Cannabis and Cardiovascular Disease
Cardiovascular diseases refer to certain conditions that involve illness in the heart and blood vessels. As the leading cause of death in the U.S., one in four Americans does not survive the cardiovascular disease, killing 647,000 annually at a rate of one every 37 seconds, according to the U.S. Centers for Disease Control and Prevention (CDC).
The American Heart Association details the many types of disorders that include atherosclerosis, also known as heart disease, ischemic and hemorrhagic stroke, heart valve disease, and arrhythmia, among others. The CDC reports that coronary heart disease as the most typical condition that affects up to 18.2 million Americans over the age of 20.
The three most significant risks of cardiovascular disease among Americans is high blood pressure, high blood cholesterol, and smoking, with 47% of people suffering from at least one risk, adds the CDC. Other significant risk factors include obesity, diabetes, lack of exercise, unhealthy diet, and heavy drinking.
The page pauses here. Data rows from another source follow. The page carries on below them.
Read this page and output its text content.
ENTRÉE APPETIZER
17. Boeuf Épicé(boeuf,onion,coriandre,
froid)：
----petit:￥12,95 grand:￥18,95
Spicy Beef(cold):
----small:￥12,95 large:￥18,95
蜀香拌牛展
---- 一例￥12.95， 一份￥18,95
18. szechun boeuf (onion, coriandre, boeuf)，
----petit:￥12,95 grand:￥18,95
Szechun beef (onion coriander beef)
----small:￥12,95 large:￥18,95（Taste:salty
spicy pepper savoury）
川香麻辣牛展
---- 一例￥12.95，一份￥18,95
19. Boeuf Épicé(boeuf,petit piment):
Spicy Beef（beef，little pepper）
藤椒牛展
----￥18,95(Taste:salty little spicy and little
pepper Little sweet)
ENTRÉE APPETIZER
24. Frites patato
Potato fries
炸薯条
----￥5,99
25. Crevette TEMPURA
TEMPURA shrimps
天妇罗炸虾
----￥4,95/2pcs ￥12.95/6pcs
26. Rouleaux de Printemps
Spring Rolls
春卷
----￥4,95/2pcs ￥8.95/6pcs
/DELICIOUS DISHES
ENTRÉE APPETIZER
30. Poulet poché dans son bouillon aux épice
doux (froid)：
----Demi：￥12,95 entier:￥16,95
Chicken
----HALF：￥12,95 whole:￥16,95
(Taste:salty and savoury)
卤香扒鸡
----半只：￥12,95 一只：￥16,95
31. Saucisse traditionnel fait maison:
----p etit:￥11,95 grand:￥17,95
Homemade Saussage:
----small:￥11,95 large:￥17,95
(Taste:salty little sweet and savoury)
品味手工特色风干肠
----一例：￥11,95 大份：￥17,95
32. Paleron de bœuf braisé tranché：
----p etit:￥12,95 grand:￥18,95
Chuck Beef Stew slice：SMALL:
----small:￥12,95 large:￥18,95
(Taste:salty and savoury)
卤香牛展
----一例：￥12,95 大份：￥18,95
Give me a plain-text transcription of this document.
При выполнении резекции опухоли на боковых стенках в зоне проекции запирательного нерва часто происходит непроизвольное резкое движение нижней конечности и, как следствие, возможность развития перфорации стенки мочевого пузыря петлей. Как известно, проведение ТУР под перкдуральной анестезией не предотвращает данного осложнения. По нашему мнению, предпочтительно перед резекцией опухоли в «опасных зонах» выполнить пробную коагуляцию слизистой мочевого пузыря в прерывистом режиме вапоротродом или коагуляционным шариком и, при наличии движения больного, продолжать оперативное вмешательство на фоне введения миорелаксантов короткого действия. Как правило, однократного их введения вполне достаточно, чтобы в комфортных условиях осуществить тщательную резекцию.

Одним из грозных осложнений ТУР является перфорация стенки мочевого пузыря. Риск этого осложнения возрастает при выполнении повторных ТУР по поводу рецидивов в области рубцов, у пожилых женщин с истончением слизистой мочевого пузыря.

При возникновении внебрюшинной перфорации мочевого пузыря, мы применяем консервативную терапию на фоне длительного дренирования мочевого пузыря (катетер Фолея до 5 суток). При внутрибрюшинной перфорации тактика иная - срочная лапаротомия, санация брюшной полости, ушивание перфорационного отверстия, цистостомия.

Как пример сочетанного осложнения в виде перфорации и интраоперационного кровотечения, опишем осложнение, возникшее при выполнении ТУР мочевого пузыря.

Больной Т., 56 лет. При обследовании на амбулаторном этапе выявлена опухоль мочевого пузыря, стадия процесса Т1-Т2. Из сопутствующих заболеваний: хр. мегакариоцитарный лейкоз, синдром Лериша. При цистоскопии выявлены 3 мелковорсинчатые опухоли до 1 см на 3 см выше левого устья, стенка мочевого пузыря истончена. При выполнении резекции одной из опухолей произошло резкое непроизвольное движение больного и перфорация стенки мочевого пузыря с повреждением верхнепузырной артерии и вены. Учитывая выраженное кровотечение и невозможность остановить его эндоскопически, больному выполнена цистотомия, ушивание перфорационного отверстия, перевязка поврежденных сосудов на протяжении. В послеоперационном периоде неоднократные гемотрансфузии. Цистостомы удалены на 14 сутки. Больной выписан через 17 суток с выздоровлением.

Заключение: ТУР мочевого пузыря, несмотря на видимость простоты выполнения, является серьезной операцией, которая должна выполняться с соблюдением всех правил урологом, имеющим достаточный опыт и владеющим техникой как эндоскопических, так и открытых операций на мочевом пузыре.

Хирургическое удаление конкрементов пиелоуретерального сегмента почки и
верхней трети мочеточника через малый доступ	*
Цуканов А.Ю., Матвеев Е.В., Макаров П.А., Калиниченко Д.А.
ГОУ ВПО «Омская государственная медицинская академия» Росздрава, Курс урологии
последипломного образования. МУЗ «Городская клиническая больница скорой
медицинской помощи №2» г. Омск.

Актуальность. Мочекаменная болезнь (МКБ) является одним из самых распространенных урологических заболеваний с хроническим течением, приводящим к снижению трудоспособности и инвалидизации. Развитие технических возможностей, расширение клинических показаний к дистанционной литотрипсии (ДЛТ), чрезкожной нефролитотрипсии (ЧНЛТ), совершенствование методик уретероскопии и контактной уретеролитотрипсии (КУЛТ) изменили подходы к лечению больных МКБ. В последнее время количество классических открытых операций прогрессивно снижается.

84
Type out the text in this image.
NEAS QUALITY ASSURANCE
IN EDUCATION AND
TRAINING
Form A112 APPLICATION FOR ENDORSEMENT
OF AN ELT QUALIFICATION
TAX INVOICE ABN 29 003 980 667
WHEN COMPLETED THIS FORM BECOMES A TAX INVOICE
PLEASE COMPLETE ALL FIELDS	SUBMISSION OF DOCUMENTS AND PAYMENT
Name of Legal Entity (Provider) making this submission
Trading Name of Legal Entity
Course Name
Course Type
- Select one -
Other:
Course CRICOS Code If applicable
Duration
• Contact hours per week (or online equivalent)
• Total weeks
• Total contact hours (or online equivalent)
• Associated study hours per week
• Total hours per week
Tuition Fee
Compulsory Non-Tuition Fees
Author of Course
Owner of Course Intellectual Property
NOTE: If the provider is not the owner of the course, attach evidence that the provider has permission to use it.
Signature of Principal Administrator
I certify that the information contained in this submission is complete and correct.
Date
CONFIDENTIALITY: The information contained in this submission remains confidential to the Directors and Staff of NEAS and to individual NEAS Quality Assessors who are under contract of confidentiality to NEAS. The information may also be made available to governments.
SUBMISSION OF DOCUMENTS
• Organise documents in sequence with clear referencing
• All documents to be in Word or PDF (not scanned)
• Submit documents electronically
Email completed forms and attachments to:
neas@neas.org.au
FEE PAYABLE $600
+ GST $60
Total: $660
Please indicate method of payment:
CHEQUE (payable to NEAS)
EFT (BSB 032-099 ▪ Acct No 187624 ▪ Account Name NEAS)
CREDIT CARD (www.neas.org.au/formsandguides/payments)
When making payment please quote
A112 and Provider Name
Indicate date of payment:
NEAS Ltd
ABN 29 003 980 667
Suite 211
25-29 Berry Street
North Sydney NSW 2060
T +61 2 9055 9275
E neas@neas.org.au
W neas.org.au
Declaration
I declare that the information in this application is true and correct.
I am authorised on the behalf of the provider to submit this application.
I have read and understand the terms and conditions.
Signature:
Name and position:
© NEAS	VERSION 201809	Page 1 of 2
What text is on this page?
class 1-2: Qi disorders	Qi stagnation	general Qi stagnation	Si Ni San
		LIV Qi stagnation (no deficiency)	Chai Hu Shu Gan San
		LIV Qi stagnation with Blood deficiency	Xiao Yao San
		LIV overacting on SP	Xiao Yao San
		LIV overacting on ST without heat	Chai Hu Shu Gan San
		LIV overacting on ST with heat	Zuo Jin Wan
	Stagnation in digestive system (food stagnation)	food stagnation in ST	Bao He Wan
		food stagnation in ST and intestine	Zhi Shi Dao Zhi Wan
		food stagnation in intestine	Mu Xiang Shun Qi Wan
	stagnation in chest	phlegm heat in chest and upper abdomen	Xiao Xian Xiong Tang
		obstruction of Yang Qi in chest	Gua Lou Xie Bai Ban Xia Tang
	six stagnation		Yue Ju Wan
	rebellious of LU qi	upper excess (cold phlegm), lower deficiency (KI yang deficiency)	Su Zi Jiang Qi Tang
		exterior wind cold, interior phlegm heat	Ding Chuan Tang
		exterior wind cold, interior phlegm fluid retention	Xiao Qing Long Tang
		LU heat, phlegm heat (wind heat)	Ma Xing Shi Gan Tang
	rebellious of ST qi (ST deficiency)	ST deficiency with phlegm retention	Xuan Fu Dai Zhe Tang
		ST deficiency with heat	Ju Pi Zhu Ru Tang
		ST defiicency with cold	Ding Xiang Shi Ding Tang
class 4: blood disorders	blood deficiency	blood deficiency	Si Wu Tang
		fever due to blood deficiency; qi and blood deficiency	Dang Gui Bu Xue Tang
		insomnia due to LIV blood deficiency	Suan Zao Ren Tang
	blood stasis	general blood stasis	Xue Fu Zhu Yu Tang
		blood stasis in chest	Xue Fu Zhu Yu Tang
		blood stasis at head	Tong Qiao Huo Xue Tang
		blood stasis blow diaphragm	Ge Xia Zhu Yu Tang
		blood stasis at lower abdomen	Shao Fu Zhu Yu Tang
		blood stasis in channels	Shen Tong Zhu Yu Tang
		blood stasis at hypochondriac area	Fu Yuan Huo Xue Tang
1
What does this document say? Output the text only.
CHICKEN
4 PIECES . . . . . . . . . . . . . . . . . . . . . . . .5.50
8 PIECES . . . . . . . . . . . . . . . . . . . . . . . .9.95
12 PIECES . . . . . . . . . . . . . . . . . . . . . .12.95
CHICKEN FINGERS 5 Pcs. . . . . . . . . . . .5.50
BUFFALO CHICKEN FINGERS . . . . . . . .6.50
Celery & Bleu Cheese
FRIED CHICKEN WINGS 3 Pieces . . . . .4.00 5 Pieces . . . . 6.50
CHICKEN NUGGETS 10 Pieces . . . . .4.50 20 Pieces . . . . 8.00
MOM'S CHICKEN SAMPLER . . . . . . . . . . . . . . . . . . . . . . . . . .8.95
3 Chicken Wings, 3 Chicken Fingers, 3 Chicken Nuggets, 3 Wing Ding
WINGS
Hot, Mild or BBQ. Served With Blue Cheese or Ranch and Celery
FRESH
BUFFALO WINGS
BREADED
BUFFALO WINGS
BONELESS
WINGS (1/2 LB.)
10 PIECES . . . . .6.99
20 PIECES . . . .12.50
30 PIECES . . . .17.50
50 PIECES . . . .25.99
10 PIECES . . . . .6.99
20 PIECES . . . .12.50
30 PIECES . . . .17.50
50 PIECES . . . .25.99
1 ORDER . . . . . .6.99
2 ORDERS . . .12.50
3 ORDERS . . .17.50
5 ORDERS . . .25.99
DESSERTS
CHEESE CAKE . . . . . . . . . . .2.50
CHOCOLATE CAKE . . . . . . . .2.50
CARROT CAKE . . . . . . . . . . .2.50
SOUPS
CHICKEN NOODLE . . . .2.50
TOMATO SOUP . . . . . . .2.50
Currently, there is little evidence showing how medical cannabis can help treat cardiovascular disease specifically. If anything, many studies warn about the negative connection between heart disease sufferers and cannabis. “This is because of complex effects cannabinoids have on the cardiovascular system, including raising resting heart rate, dilating blood vessels, and making the heart pump harder,” reports Harvard Medical School. Meanwhile, MD Magazine Cardiology says in 2017 that “long-term studies have failed to show a definite increase in cardiovascular mortality with marijuana use.”
One possible positive effect that medical cannabis could have on cardiovascular disease would be assisting in alleviating anxiety or chronic pain. Overall, cardiovascular disease is one of the many conditions that deserves closer attention in scientific research of cannabis.